Yesterday, Dr. Tara Cornelisse came to Riverside-Salem Environmental Chapel in Grand Island to talk about insects. Tara is assistant professor at Canisius College, where she teaches courses in animal behavior, ecology, and conservation. She is working on a monarch butterfly habitat project in Western New York and she is a member of the board of directors for the Pollinator Conservation Board.
Parts one and two of Insects and their Conservation can be found here:
What’s all the buzz? Insects and their Conservation (part one)
Bees and Butterflies: Insects and their Conservation part two)
In autumn, as the seasons change, there are things that can be done to help support insects. You’re probably asking: why should we help to support insects? Well, probably because we really can’t function without them. According to E. O. Wilson, “If we were to wipe out insects alone on this planet, the rest of life and humanity would mostly disappear from the land. Within a few months.”
Here are some of the things that our mini superheroes do:
Pollination produces about 50 percent of our food. This is done, mostly by bees and butterflies. Some pollination is done by hummingbirds and other small birds, as well. Seed dispersal is important in forests. It is mostly ants, which transport seeds from one part of a forest to another.
Insects offer biological control, which helps to keep us from overloading our yards with toxic pesticides. And that is a good thing because those pesticides are poisonous for the pollinators, that produce half of our food.
Don’t like cow poop? The job of the dung beetle is to take care of that unpleasantness. This insect, whose specialty is decomposition and nutrient cycling, is able to digest cellulose, something that cows do by eating grass. Humans and most mammals cannot digest cellulose.
Insects also can let us know if something in our environment is right or wrong. If you notice many caddis flies, may flies, and stone flies around a body of water, that is an indication of healthy water quality in that body of water.
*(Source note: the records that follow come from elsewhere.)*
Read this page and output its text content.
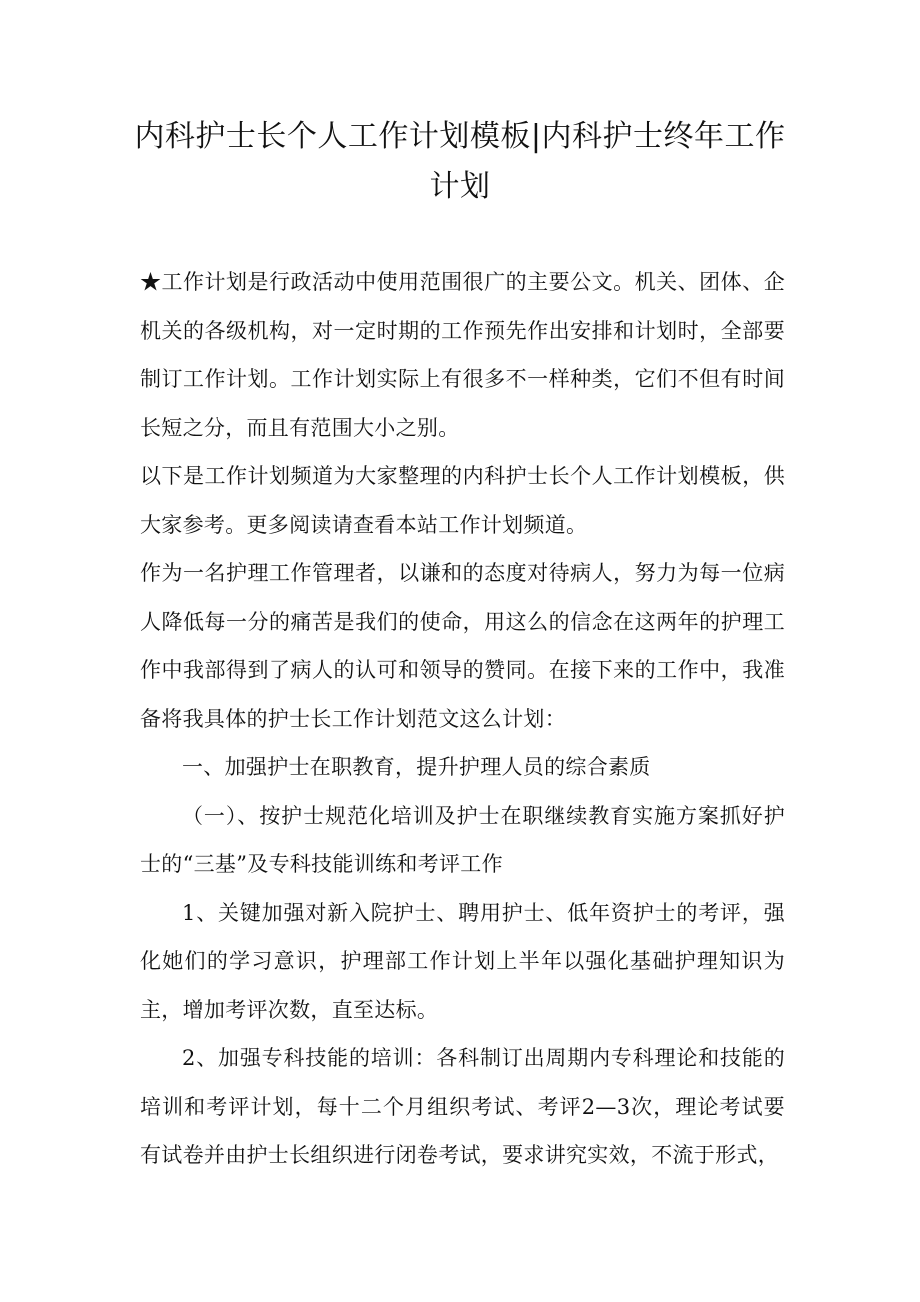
内科护士长个人工作计划模板|内科护士终年工作计划

★工作计划是行政活动中使用范围很广的主要公文。机关、团体、企机关的各级机构，对一定时期的工作预先作出安排和计划时，全部要制订工作计划。工作计划实际上有很多不一样种类，它们不但有时间长短之分，而且有范围大小之别。

以下是工作计划频道为大家整理的内科护士长个人工作计划模板，供大家参考。更多阅读请查看本站工作计划频道。

作为一名护理工作管理者，以谦和的态度对待病人，努力为每一位病人降低每一分的痛苦是我们的使命，用这么的信念在这两年的护理工作中我部得到了病人的认可和领导的赞同。在接下来的工作中，我准备将我具体的护士长工作计划范文这么计划：

一、加强护士在职教育，提升护理人员的综合素质

（一）、按护士规范化培训及护士在职继续教育实施方案抓好护士的“三基”及专科技能训练和考评工作

1、关键加强对新入院护士、聘用护士、低年资护士的考评，强化她们的学习意识，护理部工作计划上半年以强化基础护理知识为主，增加考评次数，直至达标。

2、加强专科技能的培训：各科制订出周期内专科理论和技能的培训和考评计划，每十二个月组织考试、考评2—3次，理论考试要有试卷并由护士长组织进行闭卷考试，要求讲究实效，不流于形式，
Insects can even be a source of food, as bizarre as it is to think about eating bugs. Cricket flour is one way to indulge in bug consumption. It’s made of ground crickets. I know. That doesn’t sound super appetizing but the nutrients makes up for the bizarreness of the food. It’s packed with protein, instead of starch, so it might actually be healthier than regular flour. Also, cricket flour is completely gluten free. And it’s GMO free, which is another plus.
Now that you know how bugs help us, how would you like to help them? Here are a few suggestions. The bumblebee queen is now starting to hibernate for the winter, as many of the worker bees have died off. She’d like a warm space, maybe in a flower pot or in a shed or under a floor. She really needs just a little burrow. Maybe that queen will find her hibernation spot near your home. Just let her sleep peacefully until spring. Fireflies like night and darkness. Their larvae grow on the ground under autumn leaves, so leaving some leaves will help the lovely and glowy fireflies.
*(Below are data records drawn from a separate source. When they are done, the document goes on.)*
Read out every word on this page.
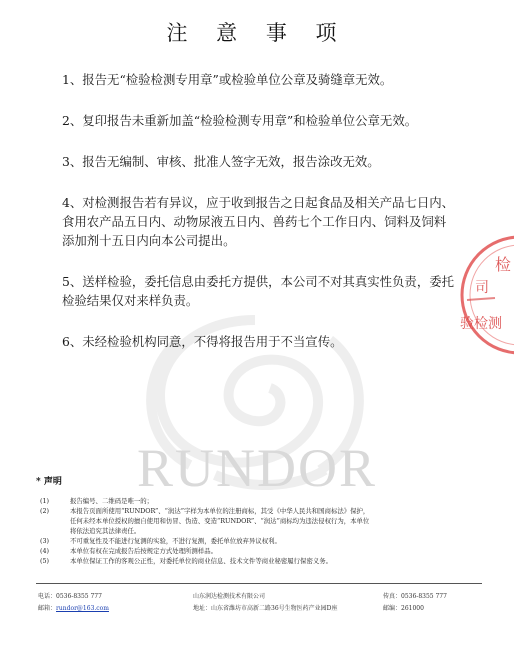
RUNDOR
检
司
验检测
注 意 事 项
1、报告无“检验检测专用章”或检验单位公章及骑缝章无效。
2、复印报告未重新加盖“检验检测专用章”和检验单位公章无效。
3、报告无编制、审核、批准人签字无效，报告涂改无效。
4、对检测报告若有异议，应于收到报告之日起食品及相关产品七日内、
食用农产品五日内、动物尿液五日内、兽药七个工作日内、饲料及饲料
添加剂十五日内向本公司提出。
5、送样检验，委托信息由委托方提供，本公司不对其真实性负责，委托
检验结果仅对来样负责。
6、未经检验机构同意，不得将报告用于不当宣传。
* 声明
(1)	报告编号、二维码是唯一的；
(2)	本报告页面所使用“RUNDOR”、“润达”字样为本单位的注册商标，其受《中华人民共和国商标法》保护，
任何未经本单位授权的擅自使用和仿冒、伪造、变造“RUNDOR”、“润达”商标均为违法侵权行为，本单位
将依法追究其法律责任。
(3)	不可重复性及不能进行复测的实验，不进行复测，委托单位放弃异议权利。
(4)	本单位有权在完成报告后按规定方式处理所测样品。
(5)	本单位保证工作的客观公正性，对委托单位的商业信息、技术文件等商业秘密履行保密义务。
电话：0536-8355 777
邮箱：rundor@163.com
山东润达检测技术有限公司
地址：山东省潍坊市高新二路36号生物医药产业园D座
传真：0536-8355 777
邮编：261000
Another way to help insects is to leave dead trees standing, as long as they are not a safety hazard. Insects like to nest in dead trees.
Also, there are endangered insect species, including the rusty patched bumblebee, the salt creek tiger beetle, and the nine-spotted ladybug. By the way, the nine-spotted ladybug is New York State’s official insect.
So… every time you bite into an apple or some other food that exists because of pollination, remember our six-legged friends.